Ela própria com origens nessa mítica Catalunha que o nome “Llansol” denuncia. Uma Catalunha antiquíssima, que tinha relações privilegiadas com região francesa de Languedoc, onde, na idade média também fermentou toda uma cultura mística contrária à ortodoxia da igreja Católica, os Cátaros, ou os puros. Mas também os Alumbrados que consideravam que  a mulher era a face visível de Deus, pátria do escritor Ramon Llul e terra do lirismo provençal a partir da qual nasceria depois a poesia galaico-portuguesa. É como se toda esta tradição vivesse dentro da escritora e ela vai reinventá-la com outras figuras.

Nascida na burguesia lisboeta, em Campo de Ourique, cedo começou a escrever, e data dos seus 11 anos o primeiro conto. Formou-se em Direito mas saiu para fundar um jardim de infância, pois tinha um enorme fascínio por crianças e aquela loucura que elas possuem por não estarem ainda totalmente formatadas pelo pensamento e a linguagem lógica. A partida para a Bélgica está ligada à fuga do marido Alberto Joaquim à Guerra Colonial e só regressarão a Portugal em 1984.
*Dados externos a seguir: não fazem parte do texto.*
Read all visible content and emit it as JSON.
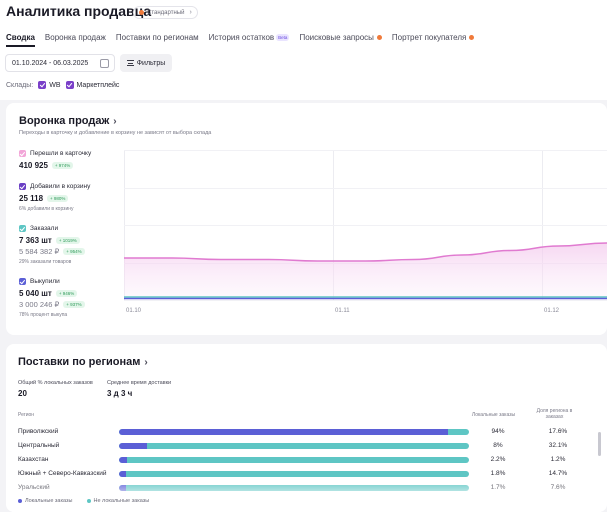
{
  "header": {
    "title": "Аналитика продавца",
    "badge": "Стандартный",
    "badge_chevron": "›",
    "tabs": [
      {
        "label": "Сводка",
        "active": true
      },
      {
        "label": "Воронка продаж"
      },
      {
        "label": "Поставки по регионам"
      },
      {
        "label": "История остатков",
        "badge": "Beta"
      },
      {
        "label": "Поисковые запросы",
        "dot": true
      },
      {
        "label": "Портрет покупателя",
        "dot": true
      }
    ]
  },
  "filters": {
    "date_range": "01.10.2024 - 06.03.2025",
    "filter_button": "Фильтры",
    "warehouses_label": "Склады:",
    "warehouses": [
      "WB",
      "Маркетплейс"
    ]
  },
  "funnel": {
    "title": "Воронка продаж",
    "chevron": "›",
    "subtitle": "Переходы в карточку и добавление в корзину не зависят от выбора склада",
    "metrics": [
      {
        "label": "Перешли в карточку",
        "value": "410 925",
        "change": "+ 974%",
        "color": "#f2a6d8"
      },
      {
        "label": "Добавили в корзину",
        "value": "25 118",
        "change": "+ 980%",
        "note": "6% добавили в корзину",
        "color": "#6a3fc4"
      },
      {
        "label": "Заказали",
        "value": "7 363 шт",
        "change": "+ 1019%",
        "value2": "5 584 382 ₽",
        "change2": "+ 954%",
        "note": "29% заказали товаров",
        "color": "#5ec6c4"
      },
      {
        "label": "Выкупили",
        "value": "5 040 шт",
        "change": "+ 946%",
        "value2": "3 000 246 ₽",
        "change2": "+ 937%",
        "note": "78% процент выкупа",
        "color": "#5b5fd6"
      }
    ]
  },
  "chart_data": {
    "type": "line",
    "x_ticks": [
      "01.10",
      "01.11",
      "01.12"
    ],
    "series": [
      {
        "color": "#e07ad0",
        "values": [
          0.28,
          0.28,
          0.27,
          0.27,
          0.26,
          0.26,
          0.27,
          0.3,
          0.33,
          0.36,
          0.38
        ]
      },
      {
        "color": "#5ec6c4",
        "values": [
          0.02,
          0.02,
          0.02,
          0.02,
          0.02,
          0.02,
          0.02,
          0.02,
          0.02,
          0.02,
          0.02
        ]
      },
      {
        "color": "#5b5fd6",
        "values": [
          0.01,
          0.01,
          0.01,
          0.01,
          0.01,
          0.01,
          0.01,
          0.01,
          0.01,
          0.01,
          0.01
        ]
      }
    ],
    "grid": true
  },
  "regions": {
    "title": "Поставки по регионам",
    "chevron": "›",
    "local_share_label": "Общий % локальных заказов",
    "local_share_value": "20",
    "avg_delivery_label": "Среднее время доставки",
    "avg_delivery_value": "3 д 3 ч",
    "col_region": "Регион",
    "col_local": "Локальные заказы",
    "col_share": "Доля региона в заказах",
    "rows": [
      {
        "name": "Приволжский",
        "local": "94%",
        "share": "17.6%",
        "local_fraction": 0.94
      },
      {
        "name": "Центральный",
        "local": "8%",
        "share": "32.1%",
        "local_fraction": 0.08
      },
      {
        "name": "Казахстан",
        "local": "2.2%",
        "share": "1.2%",
        "local_fraction": 0.022
      },
      {
        "name": "Южный + Северо-Кавказский",
        "local": "1.8%",
        "share": "14.7%",
        "local_fraction": 0.018
      },
      {
        "name": "Уральский",
        "local": "1.7%",
        "share": "7.6%",
        "local_fraction": 0.017
      }
    ],
    "legend": [
      {
        "label": "Локальные заказы",
        "color": "#5b5fd6"
      },
      {
        "label": "Не локальные заказы",
        "color": "#5ec6c4"
      }
    ]
  }
}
Este, homem da sua vida desde que se conheceram na igreja de Santa Isabel, é uma pessoa determinante também para a sua obra. Um homem silencioso e discreto que percebe e ajuda a sua genial mulher, um pouco como Agustina e Alberto Luís. Era ele que lia e discutia com ela os pensamentos, as leituras, os livros e as coisas que ela ia escrevendo, que ajudava a arrumar e organizar os livros, livros que eram parte integrante da escritora. Llansol sentia que os seus livros eram uma continuidade de si. Não havia, para ela, fronteiras materiais entre as coisas e as ideias, os tempo e o espaço, como aludimos anteriormente. Quando regressaram a Portugal, Gabriela e Augusto Joaquim foram viver para Sintra, e para aí se mudou também essa comunidade de místicos, filósofos, poetas. O casal manteve sempre uma vida àparte da sociedade, muito essencialista, ligada à terra e aos animais e a essa comunidade imaginada.

Quando morreu, a 3 de Março de 2008, a escritora deixou mais de 20 livros livros publicados, mas também milhares de páginas manuscritas e/ou datilografadas e cadernos que já deram origem a vários livros intitulados Livros da Horas. E mesmo se a sua obra é para poucos leitores, ela sem dúvida constitui um lugar cimeiro na literatura portuguesa.

“Maria Gabriela Llansol — Um Olhar Intenso Pode Incendiar o Texto” passa esta quinta-feira na RTP2 pelas 23h40. A obra da escritora está a ser editada pela chancela Assírio & Alvim. O Espaço Llansol — Associação de Estudos Llansolianos funciona em Lisboa na Rua Saraiva de Carvalho, nª8 e tem uma programação com leituras, conferências e encontros, além do estudo e fixação dos textos da escritora.